About a week or so after she had buried her husband in the Chicago cemetery where almost all the Blisses had been interred, Dorothy Bliss was approached by a man named Alcibiades Chitral. Señor Chitral was from Venezuela, a newcomer to the United States, a relative newcomer to the Towers complex. He had a proposition for Dorothy. He offered to buy her dead husband’s car. When Mrs. Bliss heard what he was saying she was outraged, furious, and, though she smiled, would, had she not been so preoccupied by grief, have slammed the door in his face. Vulture, she thought, inconsiderate, scavenging vulture! Bang on my nerves, why don’t you? Indeed, she was so chilled by the prospect of a bargain hunter in these terrible circumstances she almost threw up some of the food (she hadn’t had a good bowel movement in a week) with which her friends and relatives had tried to distract her from her loss the whole time she had sat shivah in Chicago. (Even here, in Florida, her neighbors brought platters of delicatessen, bakery, salads, liters of the same diet soft drinks she had purchased with discount coupons. To look at all that food you’d have thought death was a picnic. It was no picnic.) When he divined her state Alcibiades excused himself and offered his card.
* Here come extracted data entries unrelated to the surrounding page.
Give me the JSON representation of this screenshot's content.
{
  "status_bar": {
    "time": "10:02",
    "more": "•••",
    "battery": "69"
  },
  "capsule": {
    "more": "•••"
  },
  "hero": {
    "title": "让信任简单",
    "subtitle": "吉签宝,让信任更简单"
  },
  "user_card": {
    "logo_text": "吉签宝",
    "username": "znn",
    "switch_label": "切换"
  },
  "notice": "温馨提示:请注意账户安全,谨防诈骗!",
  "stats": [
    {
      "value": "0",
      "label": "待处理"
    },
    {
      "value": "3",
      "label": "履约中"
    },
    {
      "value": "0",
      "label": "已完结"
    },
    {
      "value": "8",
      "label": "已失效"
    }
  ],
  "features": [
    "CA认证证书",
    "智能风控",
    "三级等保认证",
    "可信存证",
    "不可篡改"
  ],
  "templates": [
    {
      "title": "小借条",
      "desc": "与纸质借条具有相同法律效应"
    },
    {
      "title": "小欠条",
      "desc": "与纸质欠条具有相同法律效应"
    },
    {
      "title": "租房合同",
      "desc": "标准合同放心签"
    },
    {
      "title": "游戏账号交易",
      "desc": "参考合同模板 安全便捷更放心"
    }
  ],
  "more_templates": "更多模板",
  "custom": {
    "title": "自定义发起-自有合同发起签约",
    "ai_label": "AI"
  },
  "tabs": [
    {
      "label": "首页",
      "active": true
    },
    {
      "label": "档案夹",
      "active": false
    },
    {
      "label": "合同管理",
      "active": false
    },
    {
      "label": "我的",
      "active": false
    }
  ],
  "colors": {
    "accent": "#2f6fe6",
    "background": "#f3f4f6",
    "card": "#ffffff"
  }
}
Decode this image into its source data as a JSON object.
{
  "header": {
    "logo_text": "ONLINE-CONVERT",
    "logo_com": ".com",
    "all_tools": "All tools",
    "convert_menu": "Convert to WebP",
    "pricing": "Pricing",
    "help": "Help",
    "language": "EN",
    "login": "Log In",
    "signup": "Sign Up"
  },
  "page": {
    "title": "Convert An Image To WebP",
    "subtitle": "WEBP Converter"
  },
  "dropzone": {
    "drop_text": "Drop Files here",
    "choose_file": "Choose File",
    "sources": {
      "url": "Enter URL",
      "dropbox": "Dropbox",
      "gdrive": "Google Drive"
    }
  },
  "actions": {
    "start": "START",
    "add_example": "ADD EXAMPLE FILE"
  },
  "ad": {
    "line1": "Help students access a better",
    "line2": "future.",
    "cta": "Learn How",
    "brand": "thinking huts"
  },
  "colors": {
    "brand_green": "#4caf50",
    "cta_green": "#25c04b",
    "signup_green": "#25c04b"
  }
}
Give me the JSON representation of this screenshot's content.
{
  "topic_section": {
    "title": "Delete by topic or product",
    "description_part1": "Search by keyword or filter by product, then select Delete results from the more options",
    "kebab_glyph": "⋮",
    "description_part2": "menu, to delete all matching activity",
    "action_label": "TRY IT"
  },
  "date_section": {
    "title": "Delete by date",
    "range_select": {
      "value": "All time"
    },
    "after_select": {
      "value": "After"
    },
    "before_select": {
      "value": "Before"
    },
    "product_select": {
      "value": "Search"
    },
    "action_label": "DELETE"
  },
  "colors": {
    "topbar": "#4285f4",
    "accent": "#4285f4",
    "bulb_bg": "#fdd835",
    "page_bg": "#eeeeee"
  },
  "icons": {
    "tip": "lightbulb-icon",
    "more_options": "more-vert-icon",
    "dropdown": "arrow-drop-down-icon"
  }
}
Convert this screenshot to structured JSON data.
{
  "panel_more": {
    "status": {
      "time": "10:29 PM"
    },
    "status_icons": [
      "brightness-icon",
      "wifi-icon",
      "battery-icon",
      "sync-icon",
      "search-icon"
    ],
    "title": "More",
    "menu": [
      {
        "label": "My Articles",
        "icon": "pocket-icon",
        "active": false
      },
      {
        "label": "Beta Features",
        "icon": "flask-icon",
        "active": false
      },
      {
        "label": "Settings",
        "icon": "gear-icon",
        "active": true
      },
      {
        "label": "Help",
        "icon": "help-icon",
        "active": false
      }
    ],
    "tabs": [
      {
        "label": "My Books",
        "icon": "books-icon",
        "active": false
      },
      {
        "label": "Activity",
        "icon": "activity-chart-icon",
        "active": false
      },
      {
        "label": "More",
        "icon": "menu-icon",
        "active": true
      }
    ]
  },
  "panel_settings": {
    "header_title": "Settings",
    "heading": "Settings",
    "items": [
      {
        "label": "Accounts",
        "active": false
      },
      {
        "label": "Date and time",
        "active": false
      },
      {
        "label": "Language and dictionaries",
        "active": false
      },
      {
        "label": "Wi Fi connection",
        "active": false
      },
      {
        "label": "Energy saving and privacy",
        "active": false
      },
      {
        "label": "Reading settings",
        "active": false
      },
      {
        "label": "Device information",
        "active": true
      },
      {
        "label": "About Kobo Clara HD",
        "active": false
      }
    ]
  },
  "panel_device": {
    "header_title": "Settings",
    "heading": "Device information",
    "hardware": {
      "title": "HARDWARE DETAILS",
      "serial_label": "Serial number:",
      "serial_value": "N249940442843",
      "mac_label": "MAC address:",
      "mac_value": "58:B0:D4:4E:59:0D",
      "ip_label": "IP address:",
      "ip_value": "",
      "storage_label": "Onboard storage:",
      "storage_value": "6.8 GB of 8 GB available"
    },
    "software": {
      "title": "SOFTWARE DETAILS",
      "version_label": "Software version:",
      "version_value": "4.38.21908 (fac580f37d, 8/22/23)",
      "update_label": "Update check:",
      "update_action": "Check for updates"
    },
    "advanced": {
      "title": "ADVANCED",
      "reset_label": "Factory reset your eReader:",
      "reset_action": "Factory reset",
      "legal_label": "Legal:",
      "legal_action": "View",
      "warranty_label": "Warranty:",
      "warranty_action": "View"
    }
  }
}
“Call me in a few days,” he said. “Or no,” he said, “I see that you won’t. I’ll call you.”

She had not even wanted to take Ted back to Chicago. She was so stunned the day he died she didn’t even call her children to tell them their father was dead, and when she phoned them the next morning she passed on her news so dispassionately it was almost as if it had already been written off (well, he had been so ill all year) or had happened so long ago that she might have been speaking of something so very foreign to all their lives it seemed a mild aberration, a curiosity, like a brief spell of freakish weather.

Dirt was dirt, she told the kids, she could make arrangements to get him buried right here in Miami.

They had to talk her into sending the body home, and then they had to talk her into coming to Chicago.